Here is what he saw. At both the well site and the stream there were policemen trying to keep the massive crowds in some civilized order and priests scattered about who would listen to the pilgrims who felt that they had just had a cure of some kind, and register them. The lines at the two sites were hundreds of yards long. MacGowan felt that most of the afflictions that he witnessed were forms of hysteria. Some of these cases were interpreted as demonic possession. One priest on the grounds had a reputation for efficacious cures of such possessions, and MacGowan witnessed some non-debatable calming effect coincident with what the priest was doing. He refused to speculate as to whether that had to do with treatment in the waters, prayers by the priest, or merely a change of mindset of the cured.
MacGowan witnessed the apparent cure of a woman with a deformed hand. Here the priest bathed her hand in the water while exhorting the faithful to pray along with him for her cure. He then pressed his own hand onto hers, straightening it. She then was told to make the sign of the cross with that hand. Going back to her hand, she was told to continue to make that sign of the cross several more times, which she was able to do. In this sense her hand was at least temporarily straightened. MacGowan then remarked that he could not afterwards determine whether anyone had any information as to whether the hand remained cured. Regardless, this overt demonstration before hundreds served to affirm the faith in the waters.
Generally speaking, MacGowan had little luck in following up anything. The atmosphere of the place was all wrong for that. Questions about the reality of the cures was pretty much akin to sacrilegious behavior. He did notice some evidence of what he called “imposture”. One woman was going about claiming a cure and would tell you about it if you gave a coin.
The actual Church records for the canonization of Seraphim list many cures in the period following his death, which the cured persons attributed to him. All but two of these, interestingly, were to peasant women. These included the straightening of deformed extremities, cures of paralysis, fever, blindness, rheumatism, epilepsy, chronic headache, pains, loss of hearing, and skin diseases. In an exceptionally spectacular case, a child was healed of deafness and inability to speak just as the image of Seraphim was passing by. As the crowd went wild and gave much money to the family spontaneously, I believe that MacGowan had his doubts, even though he did not express them concretely. Another case of a mother with her blind child suddenly cured at the well after drinking seems a similar situation in MacGowan’s mind.

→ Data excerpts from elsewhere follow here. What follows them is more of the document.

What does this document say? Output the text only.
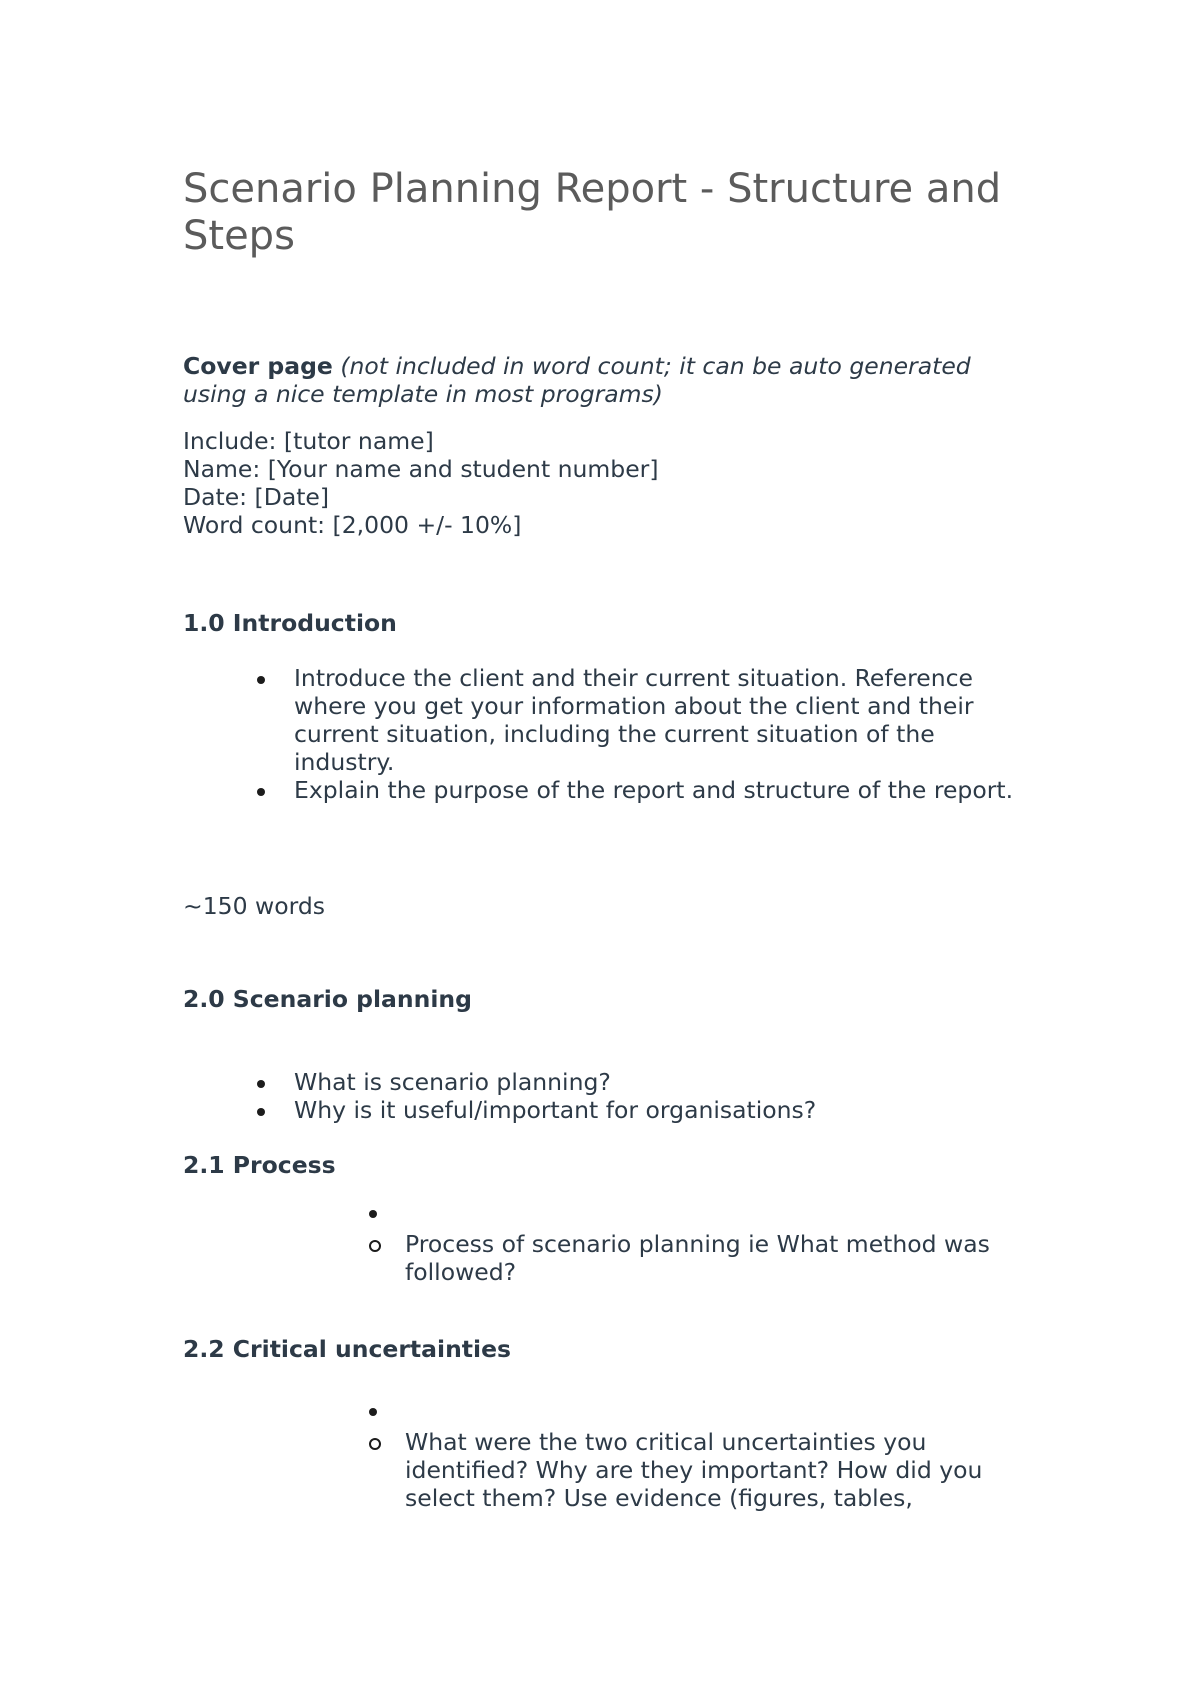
Scenario Planning Report - Structure and Steps

Cover page (not included in word count; it can be auto generated using a nice template in most programs)

Include: [tutor name]
Name: [Your name and student number]
Date: [Date]
Word count: [2,000 +/- 10%]
1.0 Introduction
Introduce the client and their current situation. Reference where you get your information about the client and their current situation, including the current situation of the industry.
Explain the purpose of the report and structure of the report.

~150 words

2.0 Scenario planning
What is scenario planning?
Why is it useful/important for organisations?
2.1 Process
Process of scenario planning ie What method was followed?
2.2 Critical uncertainties
What were the two critical uncertainties you identified? Why are they important? How did you select them? Use evidence (figures, tables,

It’s too sketchy for us to say how much if any healing has gone on at Sarov, as the “records” aren’t available to us, and seem to have been kept MUCH more crudely than those at Lourdes. But Lourdes seems to indicate that such cures are truly possible. I’ve read a lot of the Lourdes Commission’s records and some of the cases are extremely impressive [and really hard-nosed as far as the way they were critiqued]. For me, the point of this is not whether some people get cures, even of a significant sort, but how?
There are several hypotheses out there. The fellow above, an SSE colleague of mine, Bob Jahn of Princeton, has set a feasibility groundwork for one of these: paranormal healing by psychokinesis. Bob doesn’t talk of this particularly, and what his work has demonstrated [over and over] is the step before this: that the human mind can generate PK at all. Jahn and the Princeton team have demonstrated the reality of micro-PK to any but the most closed minds. If micro-PK is possible, it is a fairly small step from that to the idea that another mind/healer might influence either the mind’s own full powers in self-healing, or even the point of cure in the body itself. Seraphim somehow “knew” just what was wrong with his visitors’ health. He could “direct” his prayers there. Seraphim felt that the cures were God’s, thus making this insight irrelevant, but maybe the vessel-of-transmission [Seraphim] played a role, too.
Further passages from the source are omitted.